51 diplomates en Corée, 186 à Madagascar

Le rapport budgétaire concernant les crédits des Affaires étrangères signé du député PS Jérôme Lambert contient à ce propos quelques exemples parlants. "En Chine, nos services diplomatiques comptent 303 agents, soit 56 de moins qu'au Maroc alors que la France importe près de 40 milliards d'euros de produits chinois par an, avec un déficit annuel proche de 30 milliards contre un commerce dix fois moindre avec le Maroc", constate le parlementaire. La France a cependant ouvert quatre nouveaux consulats dans des grandes villes chinoises depuis 2000.

Autre exemple : la Corée, pays pourtant en fort développement depuis des années et avec qui nous échangeons pour 6,4 milliards d'euros de marchandises.
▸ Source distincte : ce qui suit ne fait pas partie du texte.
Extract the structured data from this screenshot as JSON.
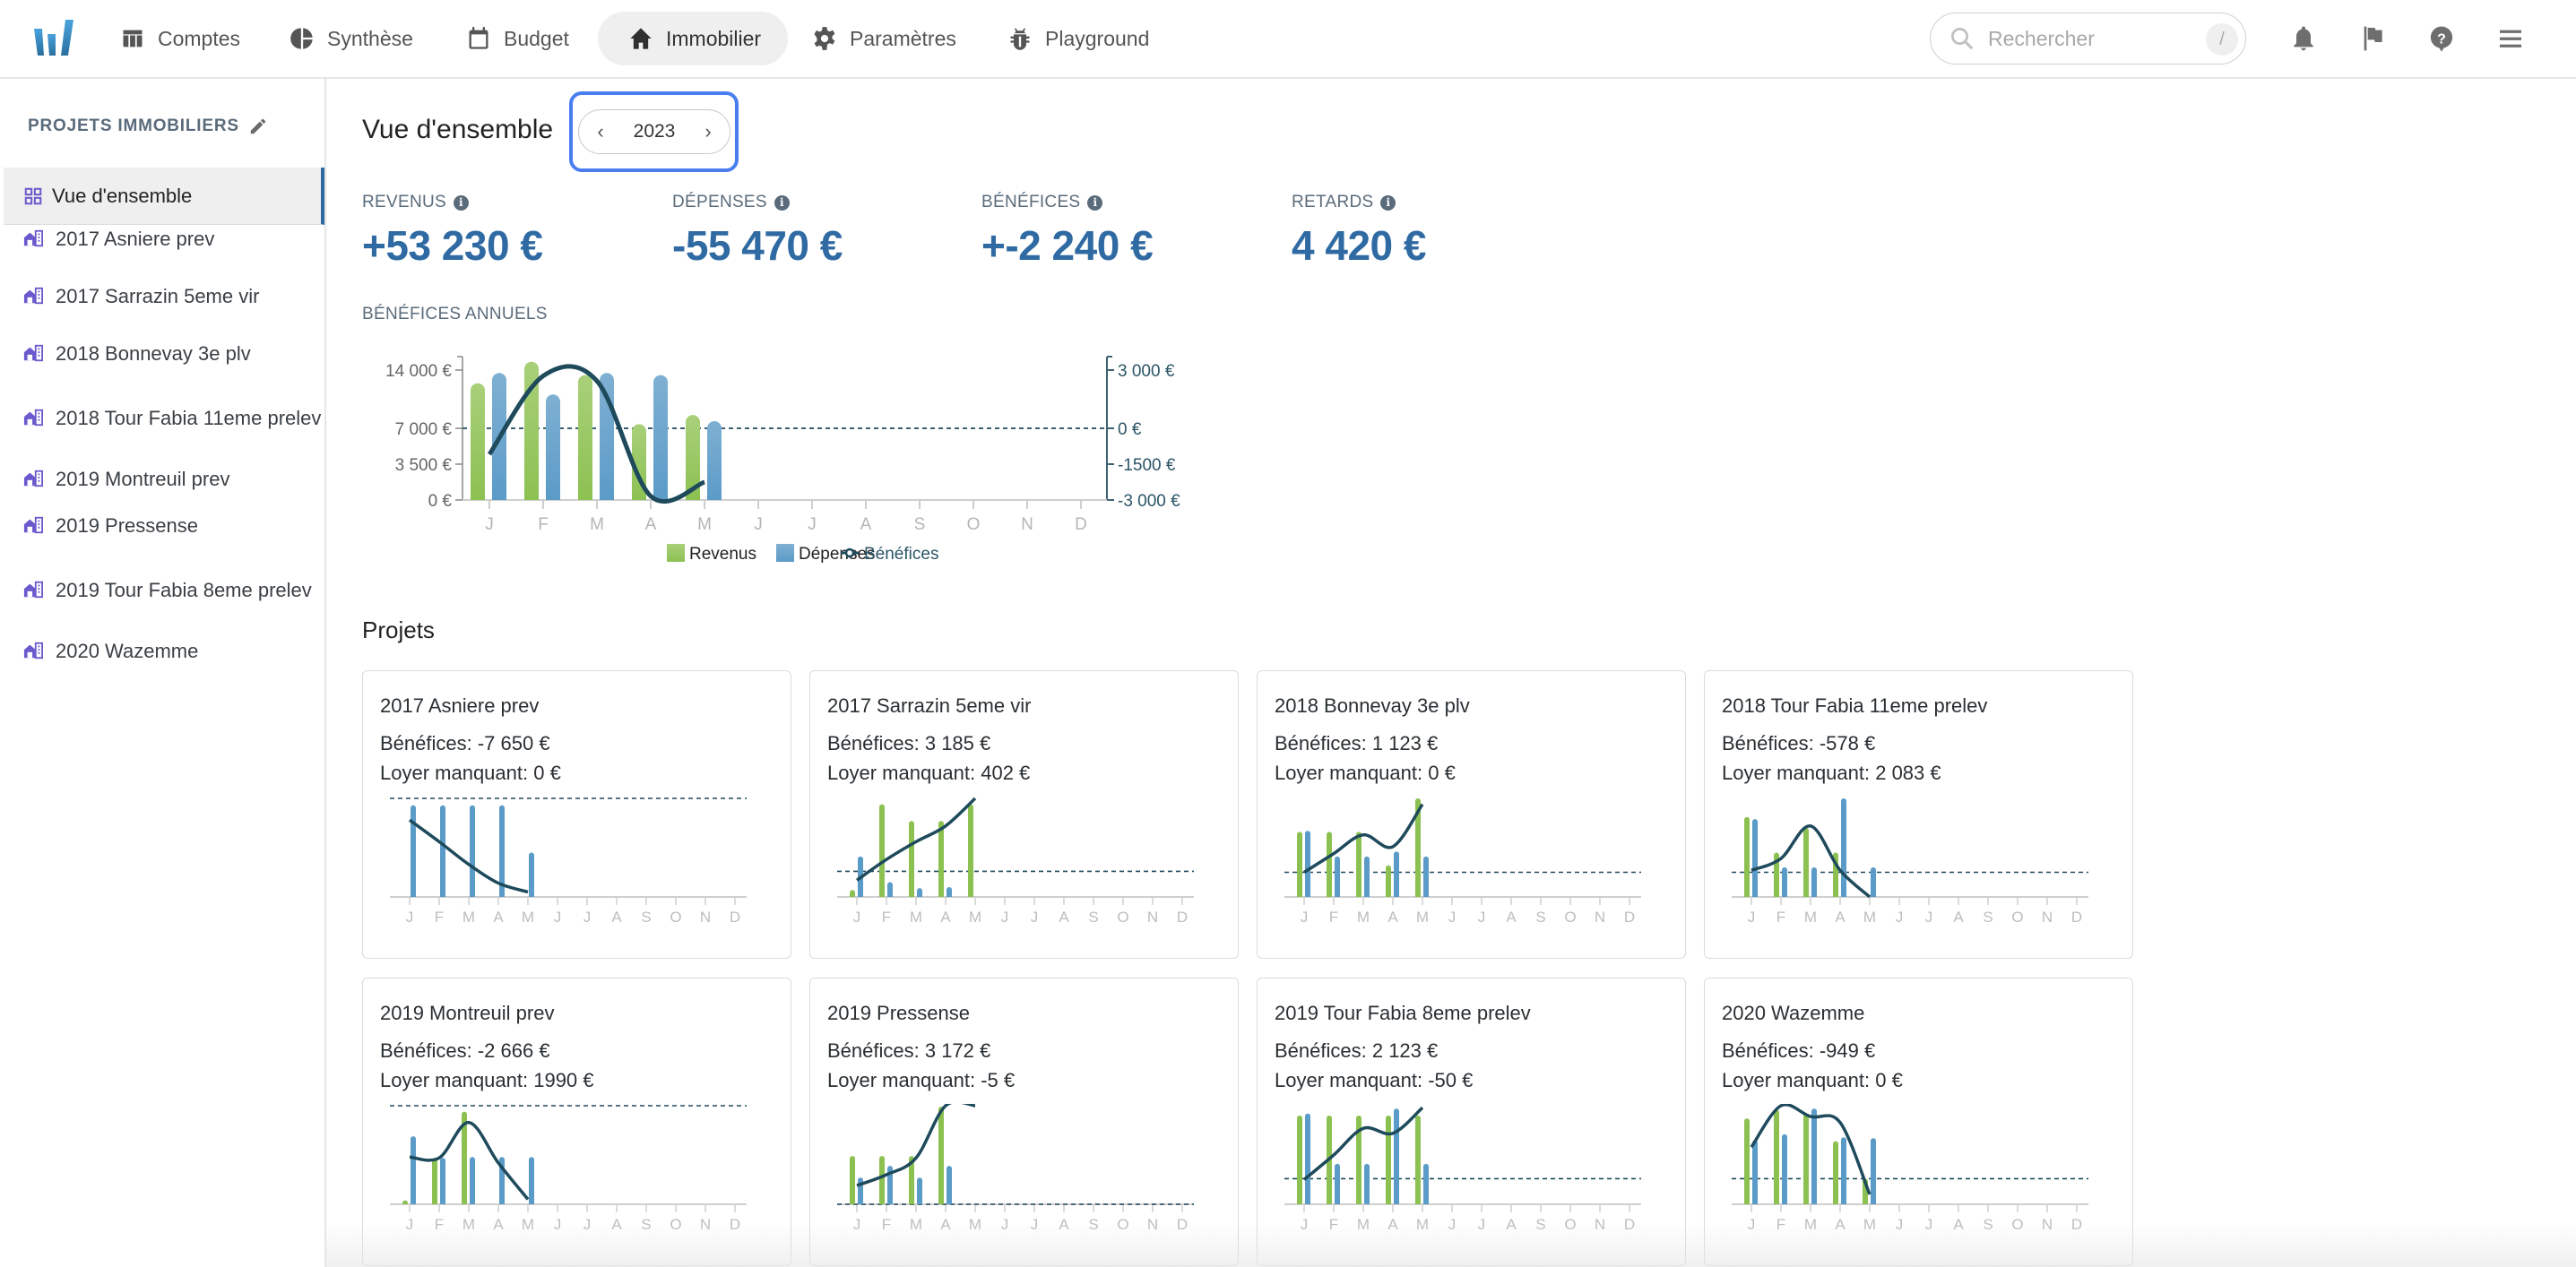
{
  "topbar": {
    "logo": "app-logo",
    "nav": [
      {
        "label": "Comptes",
        "icon": "table-icon",
        "active": false
      },
      {
        "label": "Synthèse",
        "icon": "pie-chart-icon",
        "active": false
      },
      {
        "label": "Budget",
        "icon": "calendar-icon",
        "active": false
      },
      {
        "label": "Immobilier",
        "icon": "home-icon",
        "active": true
      },
      {
        "label": "Paramètres",
        "icon": "gear-icon",
        "active": false
      },
      {
        "label": "Playground",
        "icon": "bug-icon",
        "active": false
      }
    ],
    "search": {
      "placeholder": "Rechercher",
      "value": "",
      "shortcut": "/"
    },
    "actions": [
      "bell-icon",
      "flag-icon",
      "help-icon",
      "menu-icon"
    ]
  },
  "sidebar": {
    "heading": "PROJETS IMMOBILIERS",
    "items": [
      {
        "label": "Vue d'ensemble",
        "icon": "grid-icon",
        "active": true
      },
      {
        "label": "2017 Asniere prev",
        "icon": "building-icon"
      },
      {
        "label": "2017 Sarrazin 5eme vir",
        "icon": "building-icon"
      },
      {
        "label": "2018 Bonnevay 3e plv",
        "icon": "building-icon"
      },
      {
        "label": "2018 Tour Fabia 11eme prelev",
        "icon": "building-icon"
      },
      {
        "label": "2019 Montreuil prev",
        "icon": "building-icon"
      },
      {
        "label": "2019 Pressense",
        "icon": "building-icon"
      },
      {
        "label": "2019 Tour Fabia 8eme prelev",
        "icon": "building-icon"
      },
      {
        "label": "2020 Wazemme",
        "icon": "building-icon"
      }
    ]
  },
  "main": {
    "title": "Vue d'ensemble",
    "year": "2023",
    "kpis": [
      {
        "label": "REVENUS",
        "value": "+53 230 €"
      },
      {
        "label": "DÉPENSES",
        "value": "-55 470 €"
      },
      {
        "label": "BÉNÉFICES",
        "value": "+-2 240 €"
      },
      {
        "label": "RETARDS",
        "value": "4 420 €"
      }
    ],
    "annual_label": "BÉNÉFICES ANNUELS",
    "projects_title": "Projets",
    "benefits_prefix": "Bénéfices: ",
    "missing_rent_prefix": "Loyer manquant: "
  },
  "colors": {
    "revenus": "#8cc152",
    "depenses": "#5b9bc8",
    "benefices": "#1e4a5c",
    "kpi_value": "#2f6aa3",
    "focus_ring": "#4a7ef0"
  },
  "chart_data": [
    {
      "type": "bar",
      "title": "BÉNÉFICES ANNUELS",
      "categories": [
        "J",
        "F",
        "M",
        "A",
        "M",
        "J",
        "J",
        "A",
        "S",
        "O",
        "N",
        "D"
      ],
      "series": [
        {
          "name": "Revenus",
          "axis": "left",
          "values": [
            11400,
            13500,
            12200,
            7400,
            8300,
            null,
            null,
            null,
            null,
            null,
            null,
            null
          ]
        },
        {
          "name": "Dépenses",
          "axis": "left",
          "values": [
            12400,
            10300,
            12400,
            12200,
            7700,
            null,
            null,
            null,
            null,
            null,
            null,
            null
          ]
        },
        {
          "name": "Bénéfices",
          "axis": "right",
          "type": "line",
          "values": [
            -1090,
            2190,
            1980,
            -2840,
            -2250,
            null,
            null,
            null,
            null,
            null,
            null,
            null
          ]
        }
      ],
      "left_axis": {
        "ylim": [
          0,
          14000
        ],
        "ticks": [
          0,
          3500,
          7000,
          14000
        ],
        "tick_labels": [
          "0 €",
          "3 500 €",
          "7 000 €",
          "14 000 €"
        ]
      },
      "right_axis": {
        "ylim": [
          -3000,
          3000
        ],
        "ticks": [
          -3000,
          -1500,
          0,
          3000
        ],
        "tick_labels": [
          "-3 000 €",
          "-1500 €",
          "0 €",
          "3 000 €"
        ]
      },
      "legend": [
        "Revenus",
        "Dépenses",
        "Bénéfices"
      ],
      "legend_position": "bottom",
      "xlabel": "",
      "ylabel": ""
    }
  ],
  "projects": [
    {
      "name": "2017 Asniere prev",
      "benefices": "-7 650 €",
      "loyer_manquant": "0 €",
      "chart": {
        "scale": "relative",
        "zero": 1.0,
        "revenus": [
          0,
          0,
          0,
          0,
          0
        ],
        "depenses": [
          0.93,
          0.93,
          0.93,
          0.93,
          0.45
        ],
        "benefices": [
          0.78,
          0.56,
          0.33,
          0.14,
          0.05
        ]
      }
    },
    {
      "name": "2017 Sarrazin 5eme vir",
      "benefices": "3 185 €",
      "loyer_manquant": "402 €",
      "chart": {
        "scale": "relative",
        "zero": 0.26,
        "revenus": [
          0.07,
          0.94,
          0.77,
          0.77,
          0.94
        ],
        "depenses": [
          0.41,
          0.15,
          0.09,
          0.1,
          0
        ],
        "benefices": [
          0.17,
          0.38,
          0.56,
          0.72,
          1.0
        ]
      }
    },
    {
      "name": "2018 Bonnevay 3e plv",
      "benefices": "1 123 €",
      "loyer_manquant": "0 €",
      "chart": {
        "scale": "relative",
        "zero": 0.25,
        "revenus": [
          0.66,
          0.66,
          0.66,
          0.32,
          1.0
        ],
        "depenses": [
          0.67,
          0.41,
          0.41,
          0.46,
          0.41
        ],
        "benefices": [
          0.25,
          0.44,
          0.63,
          0.51,
          0.94
        ]
      }
    },
    {
      "name": "2018 Tour Fabia 11eme prelev",
      "benefices": "-578 €",
      "loyer_manquant": "2 083 €",
      "chart": {
        "scale": "relative",
        "zero": 0.25,
        "revenus": [
          0.81,
          0.45,
          0.7,
          0.45,
          0
        ],
        "depenses": [
          0.79,
          0.3,
          0.3,
          1.0,
          0.3
        ],
        "benefices": [
          0.27,
          0.39,
          0.72,
          0.27,
          0.0
        ]
      }
    },
    {
      "name": "2019 Montreuil prev",
      "benefices": "-2 666 €",
      "loyer_manquant": "1990 €",
      "chart": {
        "scale": "relative",
        "zero": 1.0,
        "revenus": [
          0.04,
          0.47,
          0.94,
          0,
          0
        ],
        "depenses": [
          0.69,
          0.47,
          0.48,
          0.48,
          0.48
        ],
        "benefices": [
          0.48,
          0.47,
          0.83,
          0.42,
          0.05
        ]
      }
    },
    {
      "name": "2019 Pressense",
      "benefices": "3 172 €",
      "loyer_manquant": "-5 €",
      "chart": {
        "scale": "relative",
        "zero": 0.0,
        "revenus": [
          0.49,
          0.49,
          0.49,
          0.99,
          0
        ],
        "depenses": [
          0.27,
          0.39,
          0.27,
          0.39,
          0
        ],
        "benefices": [
          0.19,
          0.3,
          0.47,
          1.0,
          1.0
        ]
      }
    },
    {
      "name": "2019 Tour Fabia 8eme prelev",
      "benefices": "2 123 €",
      "loyer_manquant": "-50 €",
      "chart": {
        "scale": "relative",
        "zero": 0.26,
        "revenus": [
          0.9,
          0.9,
          0.9,
          0.9,
          0.9
        ],
        "depenses": [
          0.92,
          0.41,
          0.41,
          0.97,
          0.41
        ],
        "benefices": [
          0.25,
          0.5,
          0.77,
          0.72,
          0.98
        ]
      }
    },
    {
      "name": "2020 Wazemme",
      "benefices": "-949 €",
      "loyer_manquant": "0 €",
      "chart": {
        "scale": "relative",
        "zero": 0.26,
        "revenus": [
          0.87,
          0.96,
          0.92,
          0.64,
          0.26
        ],
        "depenses": [
          0.65,
          0.71,
          0.97,
          0.68,
          0.67
        ],
        "benefices": [
          0.58,
          1.0,
          0.89,
          0.83,
          0.1
        ]
      }
    }
  ],
  "months": [
    "J",
    "F",
    "M",
    "A",
    "M",
    "J",
    "J",
    "A",
    "S",
    "O",
    "N",
    "D"
  ]
}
Seuls 51 diplomates y sont présents contre 186 à Madagascar pour des échanges inférieurs à 500 millions.

Même chose pour la Russie. Malgré 12,2 milliards d'euros d'importations russes, et 6 milliards de déficit commercial au détriment de la France, nous ne comptons que 222 agents diplomatiques dans le pays contre 253 au Sénégal avec qui la France échange moins d'un milliard par an.